In 1516, Sir Thomas More described “Utopia” as “an imagined place or state of things in which everything is perfect.”
So to answer the posed question, we may also have to answer if reaching perfection is possible. There’s a known spiritual answer to this mentioned by Wallace D. Wattles in The Science of Being Great. I’ll paraphrase here. He said everything is in a state of perfection, and because our consciousness is only human, we’re unable to see the greater good in evil. He believes it’s the viewpoint of the angels of Heaven to see everything as already in a state of perfection. Everything is the way it needs to be in order to bring about the greatest good at the end of all things. So if we use this answer to perfection, then perhaps it would be a bad thing to reach Utopia because then we’d be tampering with the final greatest good of all things.
That was the spiritual approach. A practical one might be a simple “no” answer. Everything is flawed and it’s literally impossible to reach perfection. For example, a surface that might seem perfectly smooth to us is actually bumpy and full of holes at an atomic level. We could then argue that isn’t the atom perfect? This would require a philosophical answer as I’m not even sure if it’s possible to have a flaw in an atom. Maybe a scientist could shed light on this in the comments?
Now back to our original question–is reaching Utopia possible?
Well, if it was, would we even really want it? Communism was supposed to bring about Utopia in the USSR, but as many of us don’t know this actually resulted in millions of people dying of starvation as jealous farmers ransacked the farms of all the productive farmers and the country’s production collapsed.
It’s easy to look at inequality and get mad at rich people, but the truth is these rich people used capitalism in a good way (most of the time) in order to benefit all of mankind. People like Elon Musk and Steve Jobs are perfect example of this. If your wish is to ransack the rich, then you better be careful because you could very well ruin your country’s economy by removing the best producers.
Wallace D. Wattles talks about this. He mentions how two men with exactly the same plot of land can have different farming results because one will inevitably work harder than the other. Likewise, Jordan Peterson in his Maps of Meaning lectures talks about how hierarchical outcomes are inevitable in every situation. The reason why 3% of people own 95% of all money is not because of some diabolical scheme deployed by a secret global order. The reason is seen in all forms of nature, like in book selling where some authors will dominate and others will pick up the dredges. Another example is leaves falling naturally to the earth. As a pile accumulates, there will be more at the bottom and less at the top because this is the only form a pile can take in nature.
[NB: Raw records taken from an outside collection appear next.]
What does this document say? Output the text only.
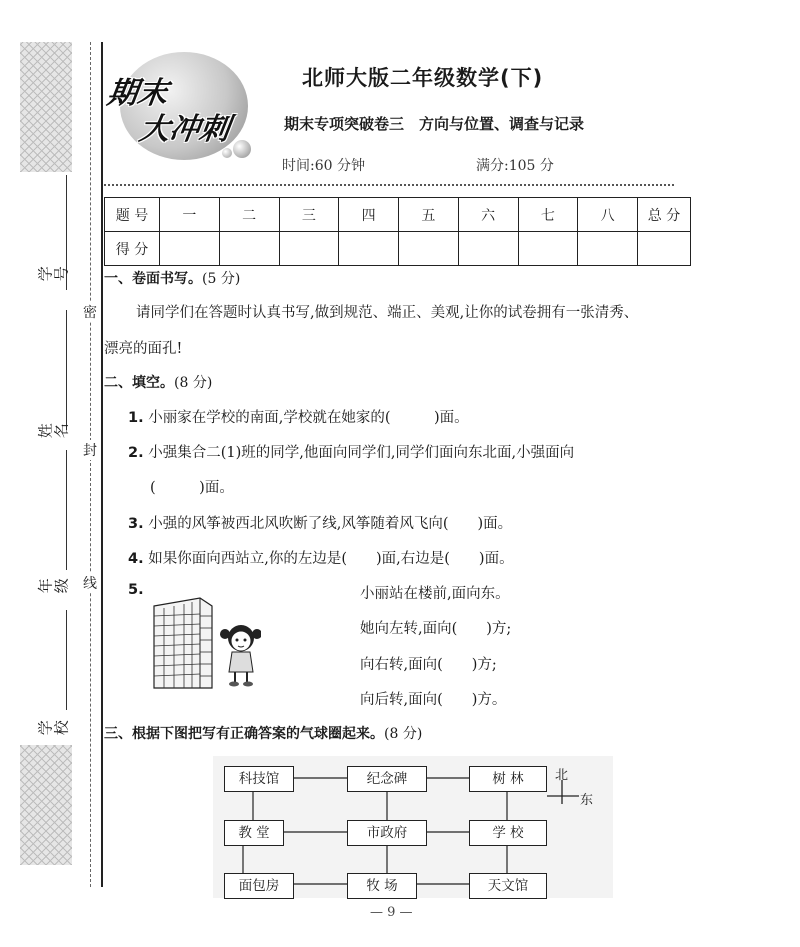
学号
姓名
年级
学校
密
封
线
期末
大冲刺
北师大版二年级数学(下)
期末专项突破卷三　方向与位置、调查与记录
时间:60 分钟	满分:105 分
题 号	一	二	三	四	五	六	七	八	总 分
得 分									
一、卷面书写。(5 分)
请同学们在答题时认真书写,做到规范、端正、美观,让你的试卷拥有一张清秀、
漂亮的面孔!
二、填空。(8 分)
1. 小丽家在学校的南面,学校就在她家的(　　　)面。
2. 小强集合二(1)班的同学,他面向同学们,同学们面向东北面,小强面向
(　　　)面。
3. 小强的风筝被西北风吹断了线,风筝随着风飞向(　　)面。
4. 如果你面向西站立,你的左边是(　　)面,右边是(　　)面。
5.	小丽站在楼前,面向东。
她向左转,面向(　　)方;
向右转,面向(　　)方;
向后转,面向(　　)方。
三、根据下图把写有正确答案的气球圈起来。(8 分)
科技馆	纪念碑	树 林
教 堂	市政府	学 校
面包房	牧 场	天文馆
北
东
— 9 —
In every situation there will be a hierarchy, hence the ancient symbol of the pyramid with the eye of Horus at the top. Jordan Peterson calls the eye simply “attention,” and proves this by posing the question: “Is it really a flood’s fault for the destruction of a civilization, or the humans’ fault for not paying attention and neglecting to build sufficient breakwaters?”
In a Utopia where everything is perfect, would there be hierarchy? Not according to communists; however, other possible Utopian solutions to inequality could potentially regulate things to promote a less intense hierarchy. So to conclude with a satisfying answer, yes, it is possible to reach Utopia so long as we lower our standards of perfection and teach the truth of why inequality persists in nature, let alone human economics. If we continue to refuse the flaws of nature, then no, Utopia is impossible.